Bachs – seit 1722 über 20 Jahre erstelltes – Schulwerk machte bis in die Spätromantik Schule, so dass Hans von Bülow diese Sammlung von Präludien und Fugen in abwechselnden Dur- und Moll-Exerzitien als das „Alte Testament der Klavierliteratur“ bezeichnete. Nachahmer fand das Werk bis zu Hindemith (Ludus tonalis); und Kontrahenten bis zu Schönberg und Stockhausen.
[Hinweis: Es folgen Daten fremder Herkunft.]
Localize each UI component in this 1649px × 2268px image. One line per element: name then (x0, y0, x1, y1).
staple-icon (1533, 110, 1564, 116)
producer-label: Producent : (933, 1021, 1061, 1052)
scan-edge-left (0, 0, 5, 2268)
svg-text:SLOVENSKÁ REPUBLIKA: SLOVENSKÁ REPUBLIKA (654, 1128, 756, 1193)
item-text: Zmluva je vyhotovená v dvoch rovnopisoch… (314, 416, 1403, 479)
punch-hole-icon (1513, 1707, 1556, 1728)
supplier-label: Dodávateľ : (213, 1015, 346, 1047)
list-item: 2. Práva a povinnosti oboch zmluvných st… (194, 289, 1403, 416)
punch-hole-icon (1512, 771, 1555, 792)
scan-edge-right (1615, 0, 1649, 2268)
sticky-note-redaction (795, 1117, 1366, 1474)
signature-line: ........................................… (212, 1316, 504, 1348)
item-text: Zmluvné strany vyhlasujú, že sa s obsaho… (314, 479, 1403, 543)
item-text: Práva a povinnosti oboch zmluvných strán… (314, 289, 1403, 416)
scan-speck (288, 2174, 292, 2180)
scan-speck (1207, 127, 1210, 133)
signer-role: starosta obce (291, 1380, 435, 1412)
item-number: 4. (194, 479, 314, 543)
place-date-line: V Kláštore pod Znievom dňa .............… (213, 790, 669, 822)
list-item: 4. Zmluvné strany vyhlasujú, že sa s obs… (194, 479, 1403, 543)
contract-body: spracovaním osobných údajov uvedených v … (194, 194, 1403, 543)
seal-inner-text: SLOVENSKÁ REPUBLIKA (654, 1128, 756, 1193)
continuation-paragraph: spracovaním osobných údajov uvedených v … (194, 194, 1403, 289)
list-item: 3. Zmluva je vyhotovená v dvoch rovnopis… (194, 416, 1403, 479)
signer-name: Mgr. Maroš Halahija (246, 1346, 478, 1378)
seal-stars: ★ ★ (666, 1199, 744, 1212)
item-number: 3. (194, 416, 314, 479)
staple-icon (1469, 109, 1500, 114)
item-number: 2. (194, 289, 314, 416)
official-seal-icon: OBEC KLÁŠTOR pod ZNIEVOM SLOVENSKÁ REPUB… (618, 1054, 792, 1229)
Die elektronische Musik arbeitet gegenwärtig an einer Weiterführung beziehungsweise Zusammenführung dieses Spiel mit Tonalität und Atonalität.

Nun könnte man meinen, 24 Präludien und Fugen des mathematischen Genies der Tonkunst Bach seien „berechenbar“. Weit gefehlt, denn man muss mit der Unberechenbarkeit des individuellen Interpreten rechnen. Martin Stadtfeld geht zwar den Weg der klassischen und höchst präzisen Darbietung; seine Körpersprache gleicht dem Vorurteil des Musikautomaten für Bach, da nur die Finger ihr wahnwitziges Spiel treiben, während der Mensch wie erstarrt und in Trance – man könnte auch sagen: ganz cool und locker – da hockt; doch das Aufbäumen des Kopfes und die Mimik bei meist introvertiert geschlossenen Augen zeigt die innere leidenschaftliche Bewegtheit. In diesen kleinen äußeren Zeichen spiegelt sich die Spannung dieses Dur-/Moll-Menüs wider, das in der einzelnen Nuance jedes wie selbstständig agierenden Fingers ebenso spannend und voller seelisch animierter Dynamik zum Klingen kommt:

Martin Stadtfelds virtuose Fingerfertigkeit und sein fein differenziertes Fingerspitzengefühl haben zum Konzert der Musikfreunde Coburg am Montag mehr – vor allem auch junge – Besucher in das Kongresshaus Rosengarten gelockt, als es für klassische Konzerte (bedauerlicherweise) zu erwarten ist. Die großen Ovationen, die man ihm am Ende seines Parforceritts für Bach (BWV 846-857) entgegenbrachte, entlockten dem in sich versunkenen Pianisten ein verschmitztes und frohes Lachen. Der Beifall spornte ihn auch zu einer ganz anders als die Etüden gearteten Bachzugabe – das „Siciliana“ – an. Vielleicht kann man ihn ja bei seinem vierten Gastspiel in Coburg mit einer Fortführung der Erfolgsgeschichte von Jacques Loussiers Jazzversion „Play Bach“ hören!?